The P&A abstraction is simply surplus to requirements when robust DI tooling is available.

The Tyranny of Types and Namespaces #

P&A, when combined with enthusiastic Domain-Driven Design (DDD) and strict folder structures, can lead to an explosion of files, types, and excessively deep namespaces.

This kind of verbose, deeply nested imports are telltale signs of over-architecting. It suggests a system size and complexity that usually only exists in a large, decades-old monolith, not a small, modern service. The sheer volume of types to track creates cognitive overhead that actively slows development.

🧩 Observation: Below you see how we’ve defined 5+ types and layers just to wire a single function. Every refactor means updating the Port, Adapter, and the wiring. Native dependency system already is your “Port”.

// --- Domain Port ---
trait PaymentServicePort {
  def process(payment: Payment): Task[Receipt]
}

// --- Domain Model ---
final case class Payment(id: String, amount: BigDecimal)
final case class Receipt(id: String, status: String)
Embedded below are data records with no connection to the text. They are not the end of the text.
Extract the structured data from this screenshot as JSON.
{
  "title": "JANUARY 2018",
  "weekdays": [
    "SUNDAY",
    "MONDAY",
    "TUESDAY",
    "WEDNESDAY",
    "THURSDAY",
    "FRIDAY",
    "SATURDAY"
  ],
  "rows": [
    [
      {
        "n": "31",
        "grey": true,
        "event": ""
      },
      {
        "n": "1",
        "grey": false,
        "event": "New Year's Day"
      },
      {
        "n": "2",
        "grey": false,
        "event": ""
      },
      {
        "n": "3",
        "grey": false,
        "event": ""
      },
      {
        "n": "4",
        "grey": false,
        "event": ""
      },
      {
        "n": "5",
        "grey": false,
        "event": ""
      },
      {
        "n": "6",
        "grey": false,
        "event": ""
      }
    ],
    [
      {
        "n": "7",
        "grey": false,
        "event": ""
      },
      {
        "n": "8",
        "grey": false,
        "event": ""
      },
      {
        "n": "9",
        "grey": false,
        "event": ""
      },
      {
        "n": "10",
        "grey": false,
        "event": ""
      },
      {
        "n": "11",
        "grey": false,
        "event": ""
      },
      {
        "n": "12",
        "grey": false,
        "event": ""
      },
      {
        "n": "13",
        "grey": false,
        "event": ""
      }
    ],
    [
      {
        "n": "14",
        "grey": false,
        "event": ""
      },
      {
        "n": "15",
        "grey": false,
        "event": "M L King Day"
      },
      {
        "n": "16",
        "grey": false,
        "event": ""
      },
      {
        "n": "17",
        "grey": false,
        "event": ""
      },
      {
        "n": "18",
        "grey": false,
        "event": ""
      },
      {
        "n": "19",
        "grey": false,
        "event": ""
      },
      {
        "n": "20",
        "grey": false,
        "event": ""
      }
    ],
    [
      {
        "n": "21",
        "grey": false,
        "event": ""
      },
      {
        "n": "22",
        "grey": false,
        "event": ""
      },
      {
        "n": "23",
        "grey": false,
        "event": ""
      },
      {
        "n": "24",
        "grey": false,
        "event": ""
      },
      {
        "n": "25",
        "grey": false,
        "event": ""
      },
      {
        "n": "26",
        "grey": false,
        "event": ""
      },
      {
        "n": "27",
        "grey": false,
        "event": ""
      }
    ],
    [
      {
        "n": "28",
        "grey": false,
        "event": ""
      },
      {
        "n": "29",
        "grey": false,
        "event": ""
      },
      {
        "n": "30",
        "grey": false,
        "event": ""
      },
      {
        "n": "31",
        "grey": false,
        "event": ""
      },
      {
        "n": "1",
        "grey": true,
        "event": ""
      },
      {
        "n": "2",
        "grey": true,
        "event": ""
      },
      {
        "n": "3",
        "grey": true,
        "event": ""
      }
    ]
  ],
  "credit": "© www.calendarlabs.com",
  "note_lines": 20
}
// --- Application Service (uses the Port) ---
final class PaymentProcessor(paymentService: PaymentServicePort) {
  def handle(p: Payment): Task[Receipt] =
    paymentService.process(p)
}

// --- Infrastructure Adapter ---
final class StripePaymentAdapter extends PaymentServicePort {
  override def process(p: Payment): Task[Receipt] =
    ZIO.succeed(Receipt(p.id, "OK - charged via Stripe"))
}

// --- ZIO Layer wiring (adds a second indirection) ---
object PaymentLayers {
  val stripeLayer: ULayer[PaymentServicePort] = 
    ZLayer.succeed(new StripePaymentAdapter)

  val processorLayer: URLayer[PaymentServicePort, PaymentProcessor] =
    ZLayer.fromFunction(new PaymentProcessor(_))
}

// --- Usage ---
val app = for {
  processor <- ZIO.service[PaymentProcessor]
  r         <- processor.handle(Payment("p1", 42))
  _         <- ZIO.logInfo(r.toString)
} yield ()

val runApp =
  app.provide(
    PaymentLayers.processorLayer,
    PaymentLayers.stripeLayer
  )

A Simpler Prescription for Sanity #

Instead of resorting to heavy patterns like P&A, small teams can achieve clean, maintainable, and highly testable code with a simpler “cocktail” of established, less intrusive patterns:

  • Good Domain-Driven Design (DDD): Focus on correct naming, clear domain models, and ubiquitous language. This is where the most valuable abstraction lies.
  • Simple Structure: A combination of MVC (Model-View-Controller, or a simple Application Service layer) for structure, combined with Command and Query abstractions for separating read/write concerns, provides excellent clarity without excessive indirection.
  • Harness Native DI: Leverage your framework’s native DI system fully. These tools were designed to manage dependencies cleanly; don’t fight them by adding manual indirection.

Know When to Stop #

Hexagonal Architecture is a powerful tool, but it’s a tool for scaling complexity. For the vast majority of small to medium-sized projects—especially those built with modern, DI-rich frameworks—it represents a premature optimization that results in architecture debt and developer burnout.

Before adopting a pattern, ask the critical question: Does this solve a problem I have today, or am I abstracting for a problem I might never have?

Often, the healthiest, most maintainable architecture is the simplest one that works. We must resist the urge to complicate code in the name of purity.